# Transferring money to India



## anandsdk

which is the most cost effective method to send money to india? Banks or Western union?


----------



## MaidenScotland

Western Union is much more expensive than in Saudi, not sure of the charges just know it is expensive


----------



## hurghadapat

MaidenScotland said:


> Western Union is much more expensive than in Saudi, not sure of the charges just know it is expensive


Have you had a look at Moneygram.....look on the internet and tells you where you send from in Egypt and has a facility for finding out how much it will cost....a safe and secure way i have used it many times.


----------



## Horus

HEY let me know about Moneygram I can't see a local agent in Sharm

Currently I use WU in Naama Bay (Rosetta Hotel) opening hours different than the western union website Money Transfer | Western Union

They are normally open 9 - 5 closed Friday and Saturday, take your ID with you, they throw a wobbly for transactions over $5,000 USD (money can only be taken and sent in USD)

Don't use Alert Pay they hold funds for 2 weeks - or EVEN longer unless they can verify you and even keep the money..be warned..

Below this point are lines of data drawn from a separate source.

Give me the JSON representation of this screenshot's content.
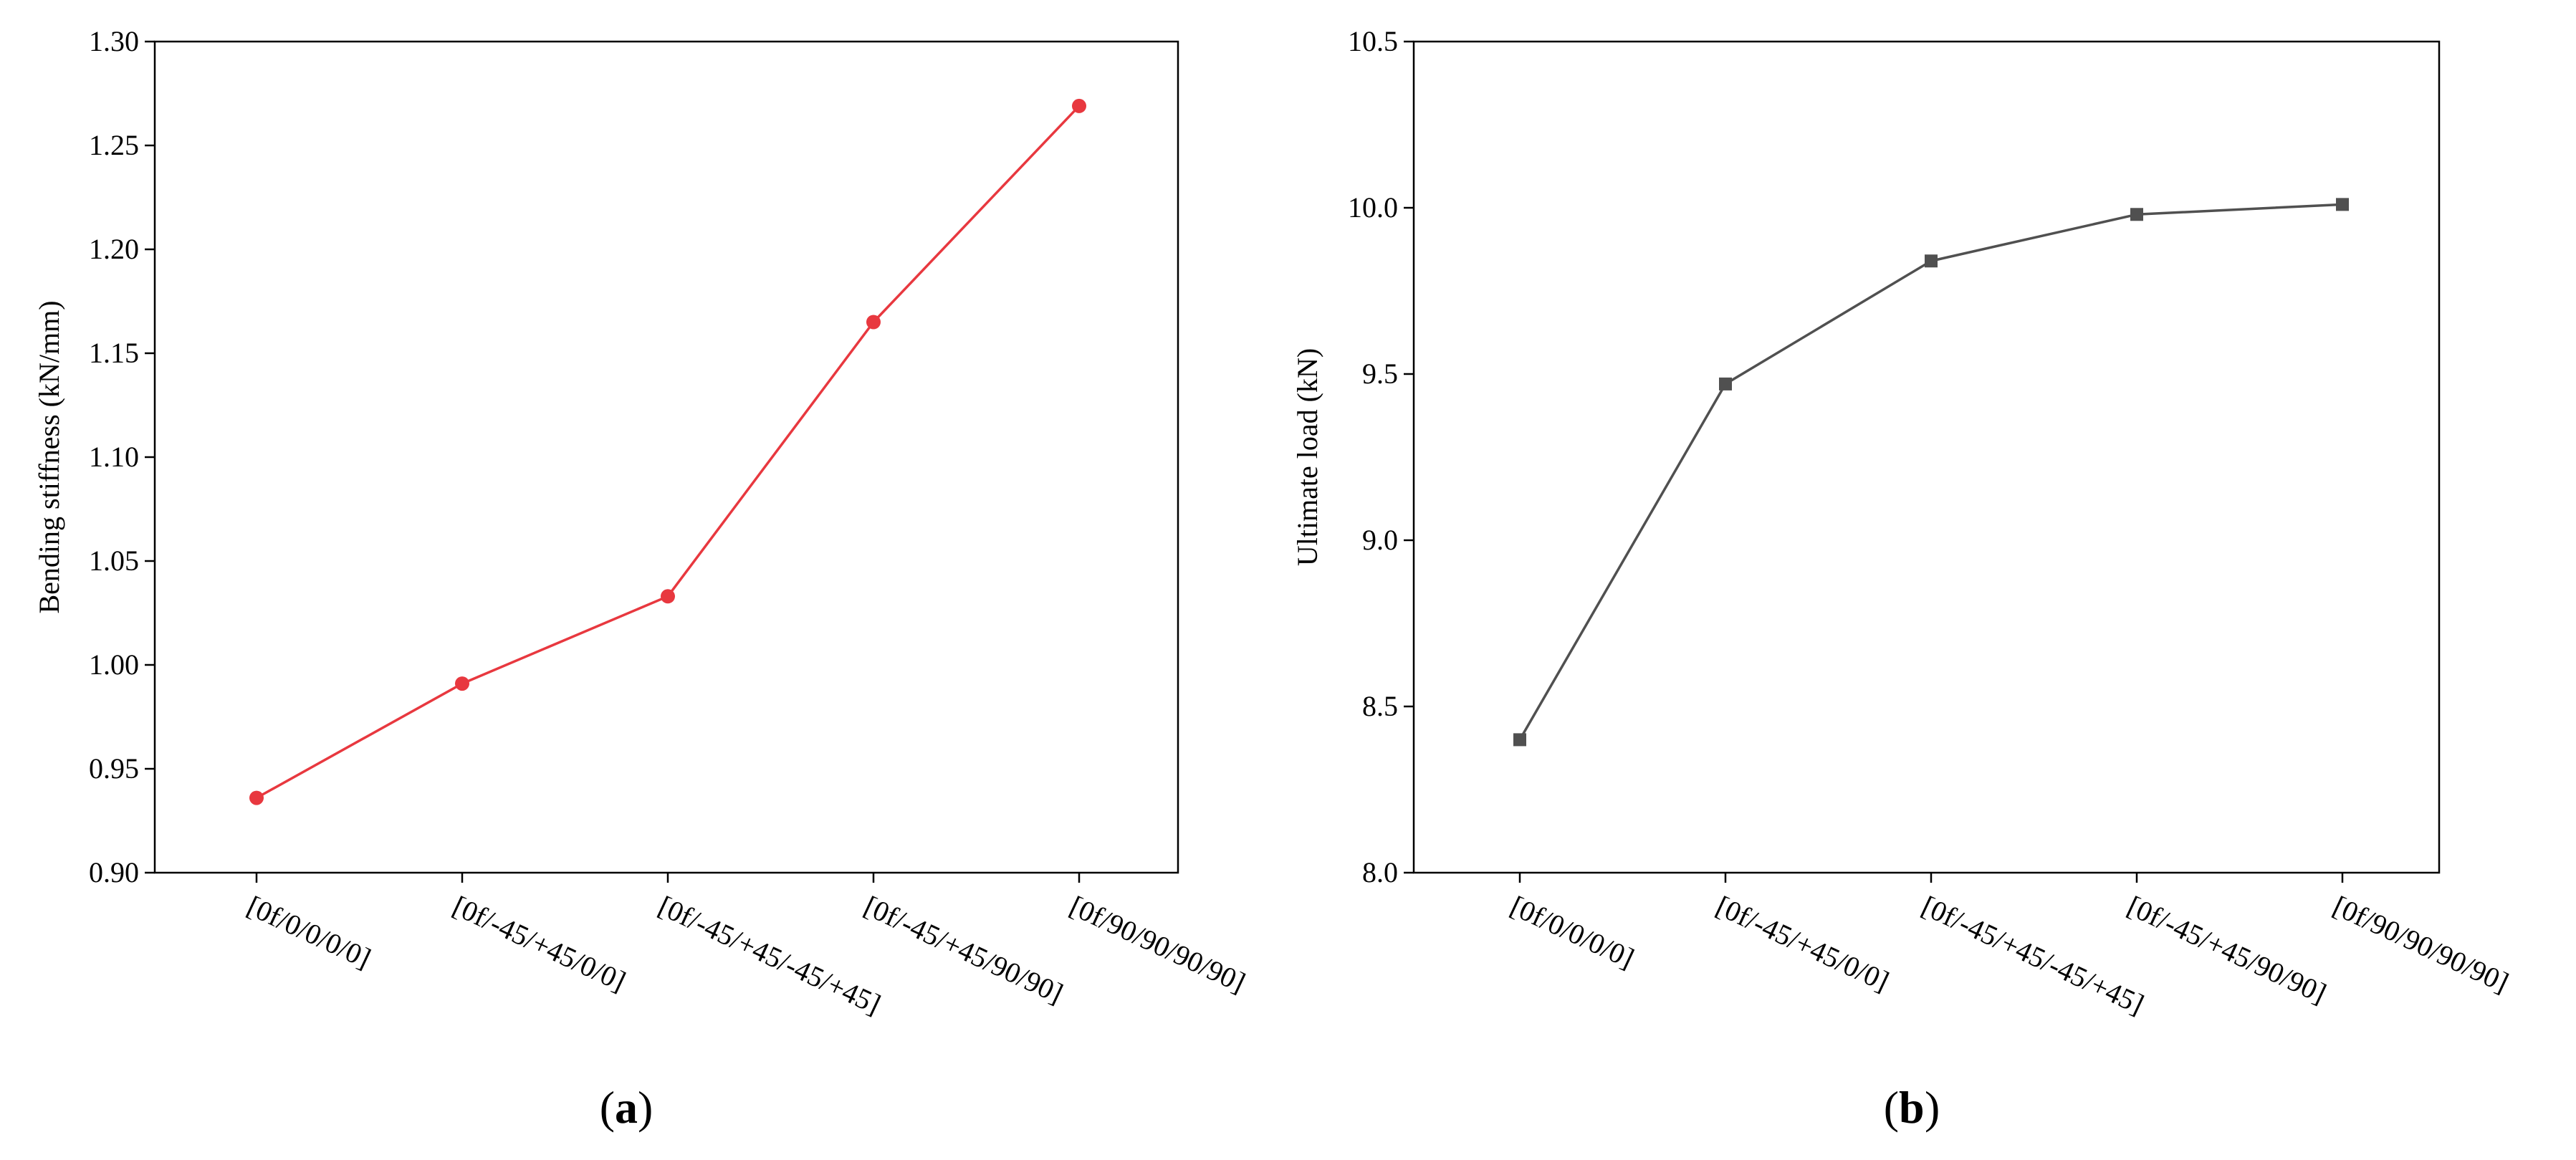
{
  "chart_data": [
    {
      "type": "line",
      "caption": "a",
      "categories": [
        "[0f/0/0/0/0]",
        "[0f/-45/+45/0/0]",
        "[0f/-45/+45/-45/+45]",
        "[0f/-45/+45/90/90]",
        "[0f/90/90/90/90]"
      ],
      "series": [
        {
          "values": [
            0.936,
            0.991,
            1.033,
            1.165,
            1.269
          ],
          "color": "#e8383f",
          "marker": "circle"
        }
      ],
      "title": "",
      "xlabel": "",
      "ylabel": "Bending stiffness (kN/mm)",
      "ylim": [
        0.9,
        1.3
      ],
      "yticks": [
        "0.90",
        "0.95",
        "1.00",
        "1.05",
        "1.10",
        "1.15",
        "1.20",
        "1.25",
        "1.30"
      ],
      "grid": false
    },
    {
      "type": "line",
      "caption": "b",
      "categories": [
        "[0f/0/0/0/0]",
        "[0f/-45/+45/0/0]",
        "[0f/-45/+45/-45/+45]",
        "[0f/-45/+45/90/90]",
        "[0f/90/90/90/90]"
      ],
      "series": [
        {
          "values": [
            8.4,
            9.47,
            9.84,
            9.98,
            10.01
          ],
          "color": "#505050",
          "marker": "square"
        }
      ],
      "title": "",
      "xlabel": "",
      "ylabel": "Ultimate load (kN)",
      "ylim": [
        8.0,
        10.5
      ],
      "yticks": [
        "8.0",
        "8.5",
        "9.0",
        "9.5",
        "10.0",
        "10.5"
      ],
      "grid": false
    }
  ]
}
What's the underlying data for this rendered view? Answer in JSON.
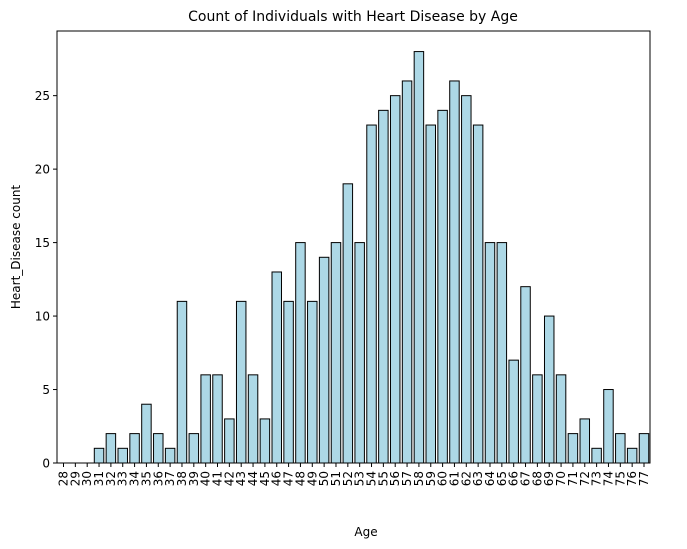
{
  "chart_data": {
    "type": "bar",
    "title": "Count of Individuals with Heart Disease by Age",
    "xlabel": "Age",
    "ylabel": "Heart_Disease count",
    "categories": [
      "28",
      "29",
      "30",
      "31",
      "32",
      "33",
      "34",
      "35",
      "36",
      "37",
      "38",
      "39",
      "40",
      "41",
      "42",
      "43",
      "44",
      "45",
      "46",
      "47",
      "48",
      "49",
      "50",
      "51",
      "52",
      "53",
      "54",
      "55",
      "56",
      "57",
      "58",
      "59",
      "60",
      "61",
      "62",
      "63",
      "64",
      "65",
      "66",
      "67",
      "68",
      "69",
      "70",
      "71",
      "72",
      "73",
      "74",
      "75",
      "76",
      "77"
    ],
    "values": [
      0,
      0,
      0,
      1,
      2,
      1,
      2,
      4,
      2,
      1,
      11,
      2,
      6,
      6,
      3,
      11,
      6,
      3,
      13,
      11,
      15,
      11,
      14,
      15,
      19,
      15,
      23,
      24,
      25,
      26,
      28,
      23,
      24,
      26,
      25,
      23,
      15,
      15,
      7,
      12,
      6,
      10,
      6,
      2,
      3,
      1,
      5,
      2,
      1,
      2
    ],
    "ylim": [
      0,
      29.4
    ],
    "yticks": [
      0,
      5,
      10,
      15,
      20,
      25
    ],
    "grid": false,
    "bar_color": "#add8e6",
    "edge_color": "#000000"
  }
}
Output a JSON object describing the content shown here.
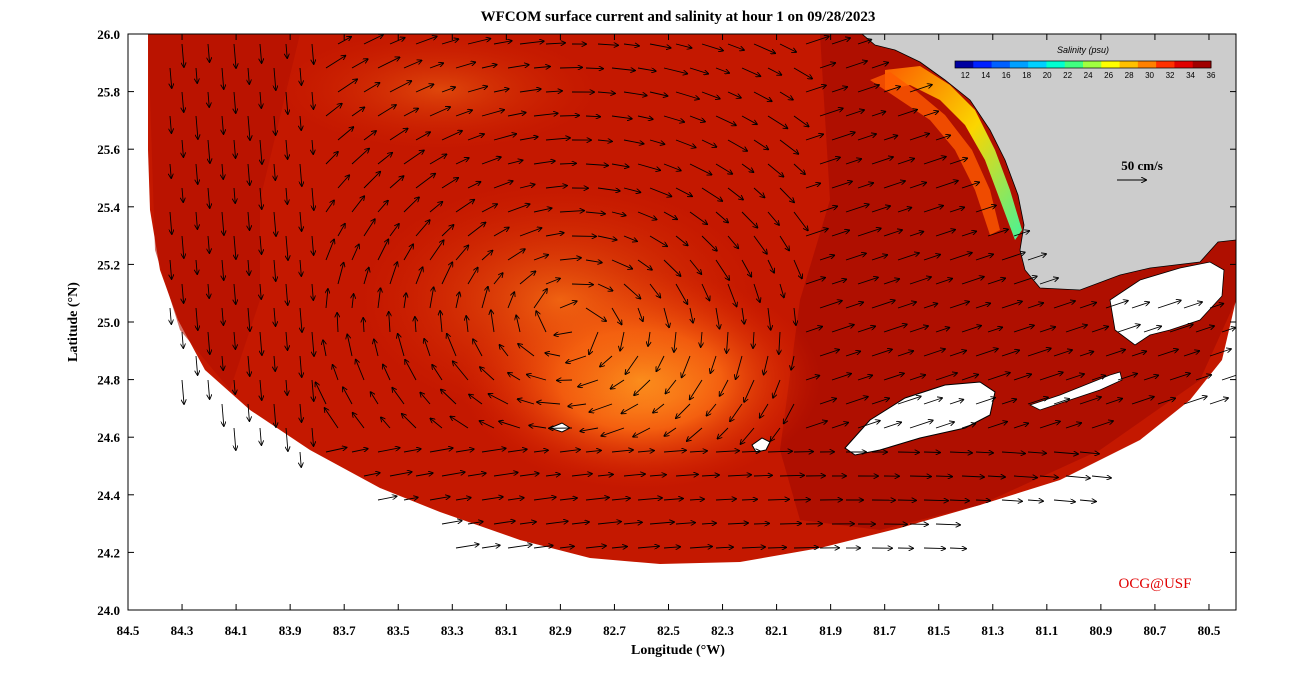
{
  "title": "WFCOM surface current and salinity at hour 1 on 09/28/2023",
  "x_axis_label": "Longitude (°W)",
  "y_axis_label": "Latitude (°N)",
  "x_ticks": [
    "84.5",
    "84.3",
    "84.1",
    "83.9",
    "83.7",
    "83.5",
    "83.3",
    "83.1",
    "82.9",
    "82.7",
    "82.5",
    "82.3",
    "82.1",
    "81.9",
    "81.7",
    "81.5",
    "81.3",
    "81.1",
    "80.9",
    "80.7",
    "80.5"
  ],
  "y_ticks": [
    "26.0",
    "25.8",
    "25.6",
    "25.4",
    "25.2",
    "25.0",
    "24.8",
    "24.6",
    "24.4",
    "24.2",
    "24.0"
  ],
  "colorbar": {
    "title": "Salinity (psu)",
    "tick_labels": [
      "12",
      "14",
      "16",
      "18",
      "20",
      "22",
      "24",
      "26",
      "28",
      "30",
      "32",
      "34",
      "36"
    ],
    "colors": [
      "#0000a0",
      "#0020ff",
      "#0060ff",
      "#00a0ff",
      "#00d0ff",
      "#00ffd0",
      "#40ff80",
      "#a0ff40",
      "#ffff00",
      "#ffc000",
      "#ff8000",
      "#ff3000",
      "#e00000",
      "#a00000"
    ]
  },
  "scale_vector": {
    "label": "50 cm/s"
  },
  "credit": "OCG@USF",
  "colors": {
    "land": "#cccccc",
    "ocean_base": "#c81400",
    "ocean_dark": "#a80a00",
    "warm_core": "#ff6a10",
    "arrow": "#000000"
  },
  "chart_data": {
    "type": "heatmap",
    "variable": "salinity",
    "xlim": [
      84.5,
      80.4
    ],
    "ylim": [
      24.0,
      26.0
    ],
    "clim": [
      11,
      36
    ]
  }
}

DO NOT use paypal either with an Egypt IP address for non-regular payments that do not follow a certain pattern - again they will limit your account and in any case charge you 4.9%, moneybookers is also a no -go

HSBC will transfer money, get the IBAN number to avoid rejected BACS payments you can also choose if you pay the fee or the receiver does, no hassle floor limit is about £4,950 GBP, I send to China on a regular basis in USD and also receive EU and USA payments within 4 days..


----------



## hurghadapat

Horus said:


> HEY let me know about Moneygram I can't see a local agent in Sharm
> 
> Currently I use WU in Naama Bay (Rosetta Hotel) opening hours different than the western union website Money Transfer | Western Union
> 
> They are normally open 9 - 5 closed Friday and Saturday, take your ID with you, they throw a wobbly for transactions over $5,000 USD (money can only be taken and sent in USD)
> 
> Don't use Alert Pay they hold funds for 2 weeks - or EVEN longer unless they can verify you and even keep the money..be warned..
> 
> DO NOT use paypal either with an Egypt IP address for non-regular payments that do not follow a certain pattern - again they will limit your account and in any case charge you 4.9%, moneybookers is also a no -go
> 
> HSBC will transfer money, get the IBAN number to avoid rejected BACS payments you can also choose if you pay the fee or the receiver does, no hassle floor limit is about £4,950 GBP, I send to China on a regular basis in USD and also receive EU and USA payments within 4 days..


Piraeus Bank,South Nab'a,Aqaba Bay. 20699205470
Sun-Thurs 8-18.00
Think you can only receive money at this bank...you would need to check with them about sending.


----------